9. I have considered whether or not in the light of the fears in that behalf expressed by the Plaintiff, and, in the light of the evidence of Mr O'Meara and of Mr Dougan, whether or not I should allow the Plaintiff anything in respect of the possibility that, as a result of his loss of hearing, he will experience difficulty in obtaining employment in civilian life when he retires from the Army. However, it seems to me that this prospective loss is very speculative; particularly, as, by then the Plaintiff will have the benefit of hearing aids and, therefore, I think it less likely that any perspective employer will be unwilling to employ him because of his hearing problems.
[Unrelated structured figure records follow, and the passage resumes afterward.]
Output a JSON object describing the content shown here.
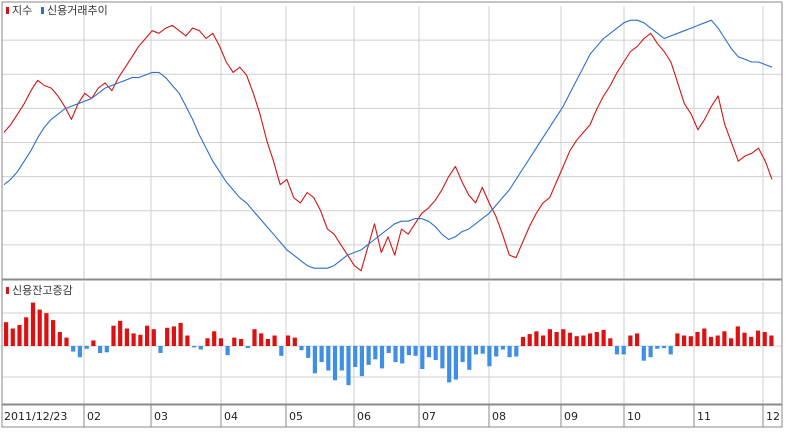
{
  "colors": {
    "index": "#d41515",
    "credit_trend": "#2a6fcf",
    "positive_bar": "#dd1111",
    "negative_bar": "#3f8fe6",
    "grid": "#cfcfcf",
    "frame": "#8a8a8a",
    "background": "#ffffff"
  },
  "legend_top": {
    "index_label": "지수",
    "credit_label": "신용거래추이"
  },
  "legend_bottom": {
    "change_label": "신용잔고증감"
  },
  "x_axis": {
    "start_label": "2011/12/23",
    "month_labels": [
      "02",
      "03",
      "04",
      "05",
      "06",
      "07",
      "08",
      "09",
      "10",
      "11",
      "12"
    ]
  },
  "chart_data": [
    {
      "type": "line",
      "series": [
        {
          "name": "지수",
          "values": [
            55,
            58,
            62,
            66,
            71,
            75,
            73,
            72,
            69,
            65,
            60,
            66,
            70,
            68,
            72,
            74,
            71,
            76,
            80,
            84,
            88,
            91,
            94,
            93,
            95,
            96,
            94,
            92,
            95,
            94,
            91,
            93,
            88,
            82,
            78,
            80,
            77,
            70,
            62,
            52,
            44,
            35,
            37,
            30,
            28,
            32,
            30,
            25,
            18,
            16,
            12,
            8,
            4,
            2,
            11,
            20,
            9,
            15,
            8,
            18,
            16,
            20,
            24,
            26,
            29,
            33,
            38,
            42,
            36,
            31,
            28,
            34,
            28,
            23,
            16,
            8,
            7,
            13,
            19,
            24,
            28,
            30,
            36,
            42,
            48,
            52,
            55,
            58,
            64,
            69,
            73,
            78,
            82,
            86,
            88,
            91,
            93,
            89,
            86,
            82,
            74,
            66,
            62,
            56,
            60,
            65,
            69,
            58,
            51,
            44,
            46,
            47,
            49,
            44,
            37
          ]
        },
        {
          "name": "신용거래추이",
          "values": [
            35,
            37,
            40,
            44,
            48,
            53,
            57,
            60,
            62,
            64,
            65,
            66,
            67,
            68,
            70,
            72,
            73,
            74,
            75,
            76,
            76,
            77,
            78,
            78,
            76,
            73,
            70,
            65,
            60,
            54,
            49,
            44,
            40,
            36,
            33,
            30,
            28,
            25,
            22,
            19,
            16,
            13,
            10,
            8,
            6,
            4,
            3,
            3,
            3,
            4,
            6,
            8,
            9,
            10,
            12,
            14,
            16,
            18,
            20,
            21,
            21,
            22,
            22,
            21,
            19,
            16,
            14,
            15,
            17,
            18,
            20,
            22,
            24,
            27,
            30,
            33,
            37,
            41,
            45,
            49,
            53,
            57,
            61,
            65,
            70,
            75,
            80,
            85,
            88,
            91,
            93,
            95,
            97,
            98,
            98,
            97,
            95,
            93,
            91,
            92,
            93,
            94,
            95,
            96,
            97,
            98,
            95,
            91,
            87,
            84,
            83,
            82,
            82,
            81,
            80
          ]
        }
      ]
    },
    {
      "type": "bar",
      "series": [
        {
          "name": "신용잔고증감",
          "values": [
            3.4,
            2.5,
            3.0,
            4.1,
            6.2,
            5.2,
            4.7,
            3.7,
            2.0,
            1.2,
            -0.8,
            -1.6,
            -0.4,
            0.8,
            -1.0,
            -0.9,
            2.9,
            3.6,
            2.5,
            1.8,
            1.6,
            2.9,
            2.4,
            -1.0,
            2.6,
            2.8,
            3.3,
            1.5,
            -0.2,
            -0.5,
            1.1,
            2.1,
            1.1,
            -1.3,
            1.2,
            1.0,
            -0.3,
            2.4,
            1.8,
            1.0,
            1.5,
            -1.4,
            1.5,
            1.2,
            -0.6,
            -1.7,
            -3.9,
            -2.3,
            -3.5,
            -4.9,
            -3.5,
            -5.6,
            -3.0,
            -4.3,
            -2.7,
            -1.9,
            -3.2,
            -1.0,
            -2.3,
            -2.5,
            -1.3,
            -1.4,
            -3.3,
            -1.6,
            -2.0,
            -3.2,
            -5.2,
            -4.8,
            -2.3,
            -3.4,
            -1.2,
            -1.1,
            -2.9,
            -1.5,
            -0.5,
            -1.6,
            -1.5,
            1.3,
            1.7,
            2.1,
            1.5,
            2.4,
            2.0,
            2.4,
            1.9,
            1.4,
            1.5,
            1.8,
            2.0,
            2.3,
            1.1,
            -1.2,
            -1.2,
            1.5,
            1.8,
            -2.1,
            -1.6,
            -0.4,
            -0.3,
            -1.2,
            1.8,
            1.5,
            1.4,
            2.0,
            2.5,
            1.3,
            1.5,
            2.1,
            1.1,
            2.8,
            1.9,
            1.3,
            2.2,
            2.0,
            1.5
          ]
        }
      ]
    }
  ]
}
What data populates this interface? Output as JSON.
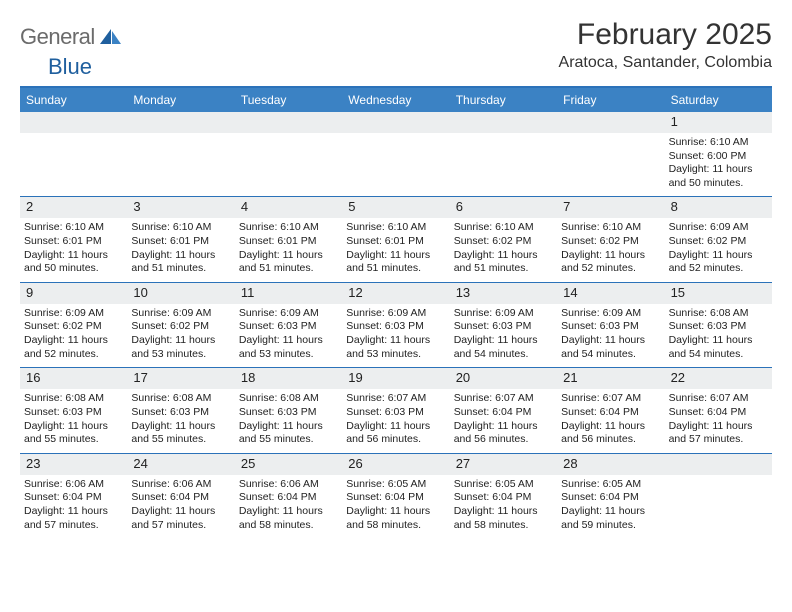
{
  "logo": {
    "text1": "General",
    "text2": "Blue"
  },
  "title": "February 2025",
  "location": "Aratoca, Santander, Colombia",
  "header_bg": "#3b82c4",
  "rule_color": "#2b72b9",
  "daynum_bg": "#eceeef",
  "day_names": [
    "Sunday",
    "Monday",
    "Tuesday",
    "Wednesday",
    "Thursday",
    "Friday",
    "Saturday"
  ],
  "weeks": [
    [
      null,
      null,
      null,
      null,
      null,
      null,
      {
        "n": "1",
        "sr": "6:10 AM",
        "ss": "6:00 PM",
        "dl": "11 hours and 50 minutes."
      }
    ],
    [
      {
        "n": "2",
        "sr": "6:10 AM",
        "ss": "6:01 PM",
        "dl": "11 hours and 50 minutes."
      },
      {
        "n": "3",
        "sr": "6:10 AM",
        "ss": "6:01 PM",
        "dl": "11 hours and 51 minutes."
      },
      {
        "n": "4",
        "sr": "6:10 AM",
        "ss": "6:01 PM",
        "dl": "11 hours and 51 minutes."
      },
      {
        "n": "5",
        "sr": "6:10 AM",
        "ss": "6:01 PM",
        "dl": "11 hours and 51 minutes."
      },
      {
        "n": "6",
        "sr": "6:10 AM",
        "ss": "6:02 PM",
        "dl": "11 hours and 51 minutes."
      },
      {
        "n": "7",
        "sr": "6:10 AM",
        "ss": "6:02 PM",
        "dl": "11 hours and 52 minutes."
      },
      {
        "n": "8",
        "sr": "6:09 AM",
        "ss": "6:02 PM",
        "dl": "11 hours and 52 minutes."
      }
    ],
    [
      {
        "n": "9",
        "sr": "6:09 AM",
        "ss": "6:02 PM",
        "dl": "11 hours and 52 minutes."
      },
      {
        "n": "10",
        "sr": "6:09 AM",
        "ss": "6:02 PM",
        "dl": "11 hours and 53 minutes."
      },
      {
        "n": "11",
        "sr": "6:09 AM",
        "ss": "6:03 PM",
        "dl": "11 hours and 53 minutes."
      },
      {
        "n": "12",
        "sr": "6:09 AM",
        "ss": "6:03 PM",
        "dl": "11 hours and 53 minutes."
      },
      {
        "n": "13",
        "sr": "6:09 AM",
        "ss": "6:03 PM",
        "dl": "11 hours and 54 minutes."
      },
      {
        "n": "14",
        "sr": "6:09 AM",
        "ss": "6:03 PM",
        "dl": "11 hours and 54 minutes."
      },
      {
        "n": "15",
        "sr": "6:08 AM",
        "ss": "6:03 PM",
        "dl": "11 hours and 54 minutes."
      }
    ],
    [
      {
        "n": "16",
        "sr": "6:08 AM",
        "ss": "6:03 PM",
        "dl": "11 hours and 55 minutes."
      },
      {
        "n": "17",
        "sr": "6:08 AM",
        "ss": "6:03 PM",
        "dl": "11 hours and 55 minutes."
      },
      {
        "n": "18",
        "sr": "6:08 AM",
        "ss": "6:03 PM",
        "dl": "11 hours and 55 minutes."
      },
      {
        "n": "19",
        "sr": "6:07 AM",
        "ss": "6:03 PM",
        "dl": "11 hours and 56 minutes."
      },
      {
        "n": "20",
        "sr": "6:07 AM",
        "ss": "6:04 PM",
        "dl": "11 hours and 56 minutes."
      },
      {
        "n": "21",
        "sr": "6:07 AM",
        "ss": "6:04 PM",
        "dl": "11 hours and 56 minutes."
      },
      {
        "n": "22",
        "sr": "6:07 AM",
        "ss": "6:04 PM",
        "dl": "11 hours and 57 minutes."
      }
    ],
    [
      {
        "n": "23",
        "sr": "6:06 AM",
        "ss": "6:04 PM",
        "dl": "11 hours and 57 minutes."
      },
      {
        "n": "24",
        "sr": "6:06 AM",
        "ss": "6:04 PM",
        "dl": "11 hours and 57 minutes."
      },
      {
        "n": "25",
        "sr": "6:06 AM",
        "ss": "6:04 PM",
        "dl": "11 hours and 58 minutes."
      },
      {
        "n": "26",
        "sr": "6:05 AM",
        "ss": "6:04 PM",
        "dl": "11 hours and 58 minutes."
      },
      {
        "n": "27",
        "sr": "6:05 AM",
        "ss": "6:04 PM",
        "dl": "11 hours and 58 minutes."
      },
      {
        "n": "28",
        "sr": "6:05 AM",
        "ss": "6:04 PM",
        "dl": "11 hours and 59 minutes."
      },
      null
    ]
  ],
  "labels": {
    "sunrise": "Sunrise:",
    "sunset": "Sunset:",
    "daylight": "Daylight:"
  }
}
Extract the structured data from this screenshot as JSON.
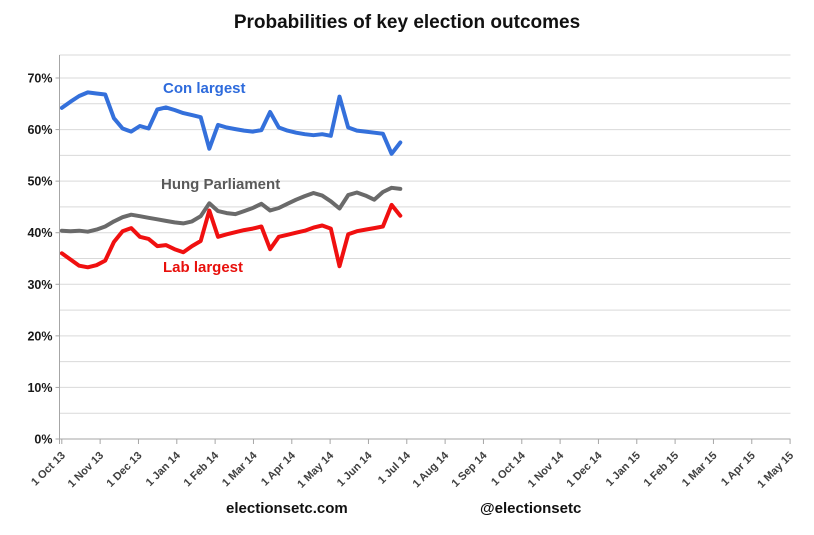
{
  "page": {
    "background": "#ffffff"
  },
  "chart_data": {
    "type": "line",
    "title": "Probabilities of key election outcomes",
    "x_tick_labels": [
      "1 Oct 13",
      "1 Nov 13",
      "1 Dec 13",
      "1 Jan 14",
      "1 Feb 14",
      "1 Mar 14",
      "1 Apr 14",
      "1 May 14",
      "1 Jun 14",
      "1 Jul 14",
      "1 Aug 14",
      "1 Sep 14",
      "1 Oct 14",
      "1 Nov 14",
      "1 Dec 14",
      "1 Jan 15",
      "1 Feb 15",
      "1 Mar 15",
      "1 Apr 15",
      "1 May 15"
    ],
    "y_tick_labels": [
      "0%",
      "10%",
      "20%",
      "30%",
      "40%",
      "50%",
      "60%",
      "70%"
    ],
    "ylim": [
      0,
      74.5
    ],
    "y_gridline_step_pct": 5,
    "grid": true,
    "legend_position": "inline-labels-near-lines",
    "sampling": "weekly points from 1 Oct 13 tick to approximately 1 Jul 14 tick",
    "series": [
      {
        "name": "Con largest",
        "color": "#3470DB",
        "values": [
          64.2,
          65.4,
          66.5,
          67.2,
          67.0,
          66.8,
          62.2,
          60.2,
          59.6,
          60.7,
          60.2,
          63.9,
          64.3,
          63.8,
          63.2,
          62.8,
          62.4,
          56.3,
          60.9,
          60.4,
          60.1,
          59.8,
          59.6,
          59.9,
          63.4,
          60.4,
          59.8,
          59.4,
          59.1,
          58.9,
          59.1,
          58.8,
          66.4,
          60.4,
          59.8,
          59.6,
          59.4,
          59.2,
          55.3,
          57.5
        ]
      },
      {
        "name": "Hung Parliament",
        "color": "#6A6A6A",
        "values": [
          40.4,
          40.3,
          40.4,
          40.2,
          40.6,
          41.2,
          42.2,
          43.0,
          43.5,
          43.2,
          42.9,
          42.6,
          42.3,
          42.0,
          41.8,
          42.2,
          43.2,
          45.7,
          44.2,
          43.8,
          43.6,
          44.2,
          44.8,
          45.6,
          44.3,
          44.8,
          45.6,
          46.4,
          47.1,
          47.7,
          47.2,
          46.1,
          44.7,
          47.3,
          47.8,
          47.2,
          46.4,
          47.9,
          48.7,
          48.5
        ]
      },
      {
        "name": "Lab largest",
        "color": "#F01010",
        "values": [
          36.0,
          34.8,
          33.6,
          33.3,
          33.7,
          34.6,
          38.2,
          40.3,
          40.9,
          39.2,
          38.8,
          37.4,
          37.6,
          36.8,
          36.2,
          37.4,
          38.4,
          44.3,
          39.2,
          39.7,
          40.1,
          40.5,
          40.8,
          41.2,
          36.8,
          39.2,
          39.6,
          40.0,
          40.4,
          41.0,
          41.4,
          40.8,
          33.5,
          39.7,
          40.3,
          40.6,
          40.9,
          41.2,
          45.4,
          43.3
        ]
      }
    ],
    "annotations": [
      {
        "text": "Con largest",
        "color": "#2E6BDC"
      },
      {
        "text": "Hung Parliament",
        "color": "#595959"
      },
      {
        "text": "Lab largest",
        "color": "#E8100C"
      }
    ]
  },
  "footer": {
    "left": "electionsetc.com",
    "right": "@electionsetc"
  },
  "colors": {
    "gridline": "#D9D9D9",
    "axis": "#A6A6A6",
    "x_tick_label": "#3F3F3F",
    "y_tick_label": "#1A1A1A",
    "title": "#111111"
  }
}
Accordingly, I am not persuaded that a claim in respect of future loss of earnings has been established.

10. In the light of the foregoing and allowing that the Plaintiff is suffering from moderate tinnitus which, by virtue of the provisions of the green book, represents a disability of 2% which, following the decision of Mr Justice Johnson in Hanley's case falls to be compensated at a rate of £2,750 per 1% i.e. a total of £5,500, I will assess damages in this case in the total sum of £84,022.